# eVisitor - Stay after the "must not arrive after"



## pohomme (Aug 13, 2012)

Hello, 

I have been granted of an eVisitor visa on 29th November 2011. I came several times in Australia, but I would like to go back early October and leave early December. However, my "must not arrive after" date is 29th November 2012. Does it mean I can stay after this date as long as I entered Australia before this date?

Thank you, 

Soph.


----------



## IMkddj (Nov 14, 2011)

pohomme said:


> Hello,
> 
> I have been granted of an eVisitor visa on 29th November 2011. I came several times in Australia, but I would like to go back early October and leave early December. However, my "must not arrive after" date is 29th November 2012. Does it mean I can stay after this date as long as I entered Australia before this date?
> 
> ...


Hello, how many months do they Grant to you? 3 or 6 or 12 months Tourist visa? 
That means you cant have your initial entry after Nov. 29, 2012. Do you have the no futher stay condition?


----------



## pohomme (Aug 13, 2012)

I have a 12 months visa but I can stay up to 3 months on each visit. And I don't have the No Further Stay condition. I am not quite sure about what I have to do and I don't want to be banned!!


----------



## cjcherry (Mar 8, 2012)

I think it means you can come in and out as many times as you want before November 29. At least that was my interpretation of my own tourist visa. My "must not arrive after" date was August 4 I think. I entered in October 2011, left again in March 2012, came back (on same visa!) in April 2013, and the visa website says I expire in October, exactly 6 months after my last entry.


----------



## IMkddj (Nov 14, 2011)

pohomme said:


> I have a 12 months visa but I can stay up to 3 months on each visit. And I don't have the No Further Stay condition. I am not quite sure about what I have to do and I don't want to be banned!!
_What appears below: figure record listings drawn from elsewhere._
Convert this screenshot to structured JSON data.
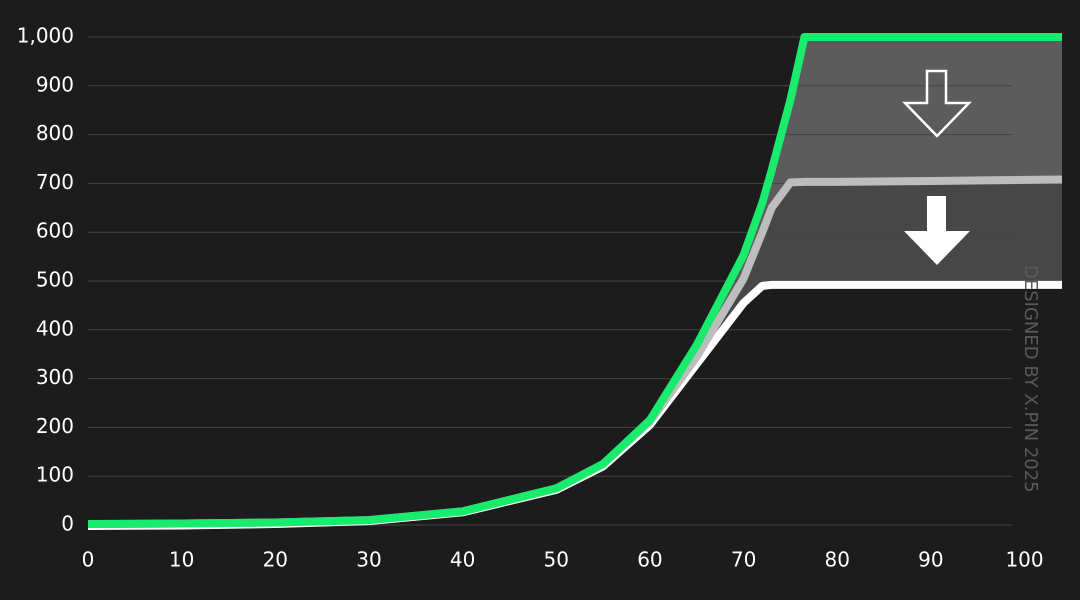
{
  "chart_data": {
    "type": "line",
    "x": [
      0,
      10,
      20,
      30,
      40,
      50,
      55,
      60,
      65,
      70,
      72,
      73,
      75,
      76.5,
      80,
      90,
      104
    ],
    "series": [
      {
        "color": "#19eb6c",
        "values": [
          2,
          3,
          5,
          10,
          28,
          75,
          125,
          215,
          369,
          553,
          660,
          727,
          871,
          1000,
          1000,
          1000,
          1000
        ]
      },
      {
        "color": "#bdbdbd",
        "values": [
          2,
          3,
          5,
          10,
          28,
          75,
          125,
          212,
          345,
          505,
          600,
          650,
          702,
          703,
          703,
          705,
          708
        ]
      },
      {
        "color": "#ffffff",
        "values": [
          -2,
          -1,
          2,
          8,
          26,
          72,
          120,
          205,
          330,
          455,
          490,
          492,
          492,
          492,
          492,
          492,
          492
        ]
      }
    ],
    "xlim": [
      0,
      104
    ],
    "xticks": [
      0,
      10,
      20,
      30,
      40,
      50,
      60,
      70,
      80,
      90,
      100
    ],
    "ylim": [
      0,
      1000
    ],
    "yticks": [
      0,
      100,
      200,
      300,
      400,
      500,
      600,
      700,
      800,
      900,
      {
        "value": 1000,
        "label": "1,000"
      }
    ],
    "grid": true,
    "band_colors": [
      "#5c5c5c",
      "#474747"
    ],
    "watermark": "DESIGNED BY X.PIN 2025"
  }
}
Then you don't have any problem. Must not arrive on that date means you have to make your initial entry before that date. But since you already made your initial entry on that visa. Then its fine. As long as you haven't use yet the 12 months TV.


----------



## bma (Sep 28, 2011)

pohomme said:


> Hello,
> 
> I have been granted of an eVisitor visa on 29th November 2011. I came several times in Australia, but I would like to go back early October and leave early December. However, my "must not arrive after" date is 29th November 2012. Does it mean I can stay after this date as long as I entered Australia before this date?
> 
> ...


An eVisitor allows you to stay in Australia for up to three months on each visit within a 12 month period from the date of grant.
If I understand this rule correctly, then your visa expires on the 29th of November 2012, so you'll have to request a new eVisitor before your planned trip.
I suggest you call the Australian Embassy and double check.


----------



## holly (Dec 11, 2011)

I friend of mine is also worried about this as her 12 month multiple entry with max 3 month stay evisitor states that her visa is valid for 1 year from October 4 2012 

but also that she has a period of twelve months to enter australia with her last entry allowed being october 4 2013 and that she has a max stay of 3 months.
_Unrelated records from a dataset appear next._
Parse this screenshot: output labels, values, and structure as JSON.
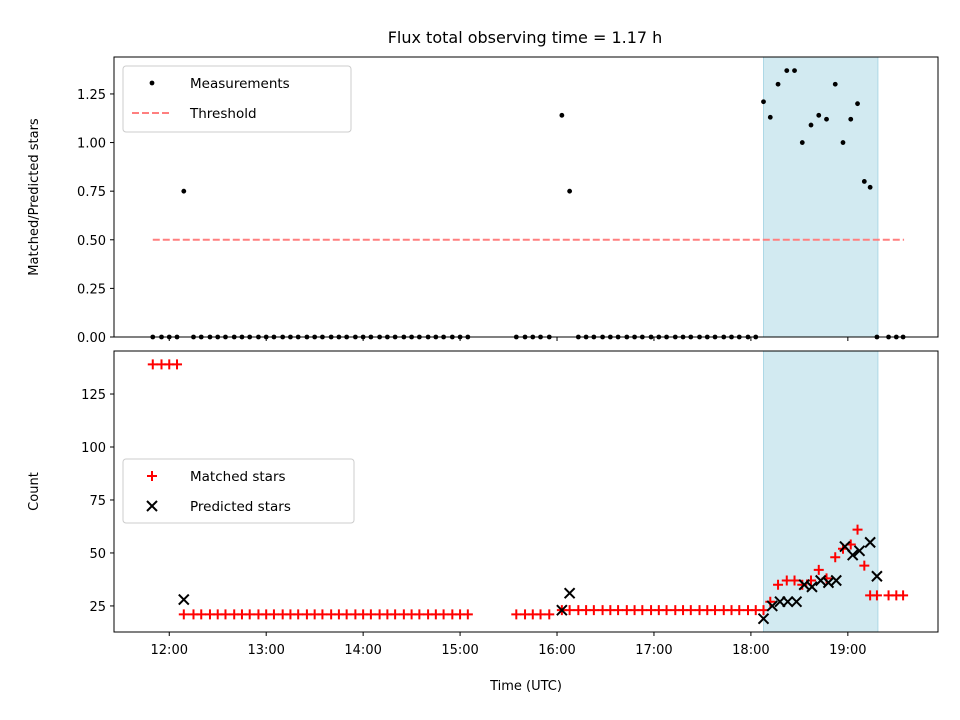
{
  "title": "Flux total observing time = 1.17 h",
  "colors": {
    "shade": "#add8e6",
    "threshold": "#ff7f7f",
    "matched": "#ff0000",
    "predicted": "#000000",
    "measurement": "#000000"
  },
  "chart_data": [
    {
      "type": "scatter",
      "ylabel": "Matched/Predicted stars",
      "ylim": [
        0,
        1.44
      ],
      "yticks": [
        0.0,
        0.25,
        0.5,
        0.75,
        1.0,
        1.25
      ],
      "yticklabels": [
        "0.00",
        "0.25",
        "0.50",
        "0.75",
        "1.00",
        "1.25"
      ],
      "xlim_hours": [
        11.43,
        19.93
      ],
      "xticks_hours": [
        12,
        13,
        14,
        15,
        16,
        17,
        18,
        19
      ],
      "xticklabels": [],
      "legend": {
        "location": "upper-left",
        "entries": [
          "Measurements",
          "Threshold"
        ]
      },
      "shaded_region_hours": [
        18.13,
        19.31
      ],
      "threshold": {
        "name": "Threshold",
        "value": 0.5,
        "x_from_hours": 11.83,
        "x_to_hours": 19.58
      },
      "series": [
        {
          "name": "Measurements",
          "style": "dot",
          "x_hours": [
            11.83,
            11.92,
            12.0,
            12.08,
            12.15,
            12.25,
            12.33,
            12.42,
            12.5,
            12.58,
            12.67,
            12.75,
            12.83,
            12.92,
            13.0,
            13.08,
            13.17,
            13.25,
            13.33,
            13.42,
            13.5,
            13.58,
            13.67,
            13.75,
            13.83,
            13.92,
            14.0,
            14.08,
            14.17,
            14.25,
            14.33,
            14.42,
            14.5,
            14.58,
            14.67,
            14.75,
            14.83,
            14.92,
            15.0,
            15.08,
            15.58,
            15.67,
            15.75,
            15.83,
            15.92,
            16.05,
            16.13,
            16.22,
            16.3,
            16.38,
            16.47,
            16.55,
            16.63,
            16.72,
            16.8,
            16.88,
            16.97,
            17.05,
            17.13,
            17.22,
            17.3,
            17.38,
            17.47,
            17.55,
            17.63,
            17.72,
            17.8,
            17.88,
            17.97,
            18.05,
            18.13,
            18.2,
            18.28,
            18.37,
            18.45,
            18.53,
            18.62,
            18.7,
            18.78,
            18.87,
            18.95,
            19.03,
            19.1,
            19.17,
            19.23,
            19.3,
            19.42,
            19.5,
            19.57
          ],
          "y": [
            0,
            0,
            0,
            0,
            0.75,
            0,
            0,
            0,
            0,
            0,
            0,
            0,
            0,
            0,
            0,
            0,
            0,
            0,
            0,
            0,
            0,
            0,
            0,
            0,
            0,
            0,
            0,
            0,
            0,
            0,
            0,
            0,
            0,
            0,
            0,
            0,
            0,
            0,
            0,
            0,
            0,
            0,
            0,
            0,
            0,
            1.14,
            0.75,
            0,
            0,
            0,
            0,
            0,
            0,
            0,
            0,
            0,
            0,
            0,
            0,
            0,
            0,
            0,
            0,
            0,
            0,
            0,
            0,
            0,
            0,
            0,
            1.21,
            1.13,
            1.3,
            1.37,
            1.37,
            1.0,
            1.09,
            1.14,
            1.12,
            1.3,
            1.0,
            1.12,
            1.2,
            0.8,
            0.77,
            0,
            0,
            0,
            0
          ]
        }
      ]
    },
    {
      "type": "scatter",
      "ylabel": "Count",
      "xlabel": "Time (UTC)",
      "ylim": [
        12.7,
        145.3
      ],
      "yticks": [
        25,
        50,
        75,
        100,
        125
      ],
      "yticklabels": [
        "25",
        "50",
        "75",
        "100",
        "125"
      ],
      "xlim_hours": [
        11.43,
        19.93
      ],
      "xticks_hours": [
        12,
        13,
        14,
        15,
        16,
        17,
        18,
        19
      ],
      "xticklabels": [
        "12:00",
        "13:00",
        "14:00",
        "15:00",
        "16:00",
        "17:00",
        "18:00",
        "19:00"
      ],
      "legend": {
        "location": "center-left",
        "entries": [
          "Matched stars",
          "Predicted stars"
        ]
      },
      "shaded_region_hours": [
        18.13,
        19.31
      ],
      "series": [
        {
          "name": "Matched stars",
          "style": "plus",
          "x_hours": [
            11.83,
            11.92,
            12.0,
            12.08,
            12.15,
            12.25,
            12.33,
            12.42,
            12.5,
            12.58,
            12.67,
            12.75,
            12.83,
            12.92,
            13.0,
            13.08,
            13.17,
            13.25,
            13.33,
            13.42,
            13.5,
            13.58,
            13.67,
            13.75,
            13.83,
            13.92,
            14.0,
            14.08,
            14.17,
            14.25,
            14.33,
            14.42,
            14.5,
            14.58,
            14.67,
            14.75,
            14.83,
            14.92,
            15.0,
            15.08,
            15.58,
            15.67,
            15.75,
            15.83,
            15.92,
            16.05,
            16.13,
            16.22,
            16.3,
            16.38,
            16.47,
            16.55,
            16.63,
            16.72,
            16.8,
            16.88,
            16.97,
            17.05,
            17.13,
            17.22,
            17.3,
            17.38,
            17.47,
            17.55,
            17.63,
            17.72,
            17.8,
            17.88,
            17.97,
            18.05,
            18.13,
            18.2,
            18.28,
            18.37,
            18.45,
            18.53,
            18.62,
            18.7,
            18.78,
            18.87,
            18.95,
            19.03,
            19.1,
            19.17,
            19.23,
            19.3,
            19.42,
            19.5,
            19.57
          ],
          "y": [
            139,
            139,
            139,
            139,
            21,
            21,
            21,
            21,
            21,
            21,
            21,
            21,
            21,
            21,
            21,
            21,
            21,
            21,
            21,
            21,
            21,
            21,
            21,
            21,
            21,
            21,
            21,
            21,
            21,
            21,
            21,
            21,
            21,
            21,
            21,
            21,
            21,
            21,
            21,
            21,
            21,
            21,
            21,
            21,
            21,
            23,
            23,
            23,
            23,
            23,
            23,
            23,
            23,
            23,
            23,
            23,
            23,
            23,
            23,
            23,
            23,
            23,
            23,
            23,
            23,
            23,
            23,
            23,
            23,
            23,
            23,
            27,
            35,
            37,
            37,
            35,
            37,
            42,
            38,
            48,
            52,
            54,
            61,
            44,
            30,
            30,
            30,
            30,
            30
          ]
        },
        {
          "name": "Predicted stars",
          "style": "x",
          "x_hours": [
            12.15,
            16.05,
            16.13,
            18.13,
            18.22,
            18.3,
            18.38,
            18.47,
            18.55,
            18.63,
            18.72,
            18.8,
            18.88,
            18.97,
            19.05,
            19.12,
            19.23,
            19.3
          ],
          "y": [
            28,
            23,
            31,
            19,
            25,
            27,
            27,
            27,
            35,
            34,
            37,
            36,
            37,
            53,
            49,
            51,
            55,
            39
          ]
        }
      ]
    }
  ]
}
Her sister wants to come and visit her in october and having read her visa my understanding was that she could enter australia on october 1st for example and stay for 3 more months before she must leave for good (and in fact during the first week of october she will probably apply for a work sponsored visa).

Am I correct?

We also assumed that so long as she puts the other visa app in before october 4 she will be "safe" to stay as she would have then be granted a bridging visa. Plus if her visa app was denied she would have 28 days to leave australia???

She really does not want to overstay accidently


----------



## bma (Sep 28, 2011)

An eVisitor allows you to travel to and from Australia any number of times over the next 12 months. On each visit to Australia you can stay for a maximum of three months. It's a 12-month visa that ceases a year from the date of grant. If for a example a visitor enters Australia a week before expiration date, then I assume this person only has a week left in Australia; cause after the date of expiration, a visitor has no valid visa and every person in Australia who's not a citizen needs a valid visa to be able to stay in the country.

Well, that's my opinion... Anyways, here's an email for all eVisitor related questions and you can ask them; better check than be sorry:

Email: [email protected]


----------



## holly (Dec 11, 2011)

Thanks bma i will pass it on to her. The wording is very contradictory and at the same time vague, so ill tell her to call up


----------



## bma (Sep 28, 2011)

holly said:


> Thanks bma i will pass it on to her. The wording is very contradictory and at the same time vague, so ill tell her to call up


Yes, it's better to check...


----------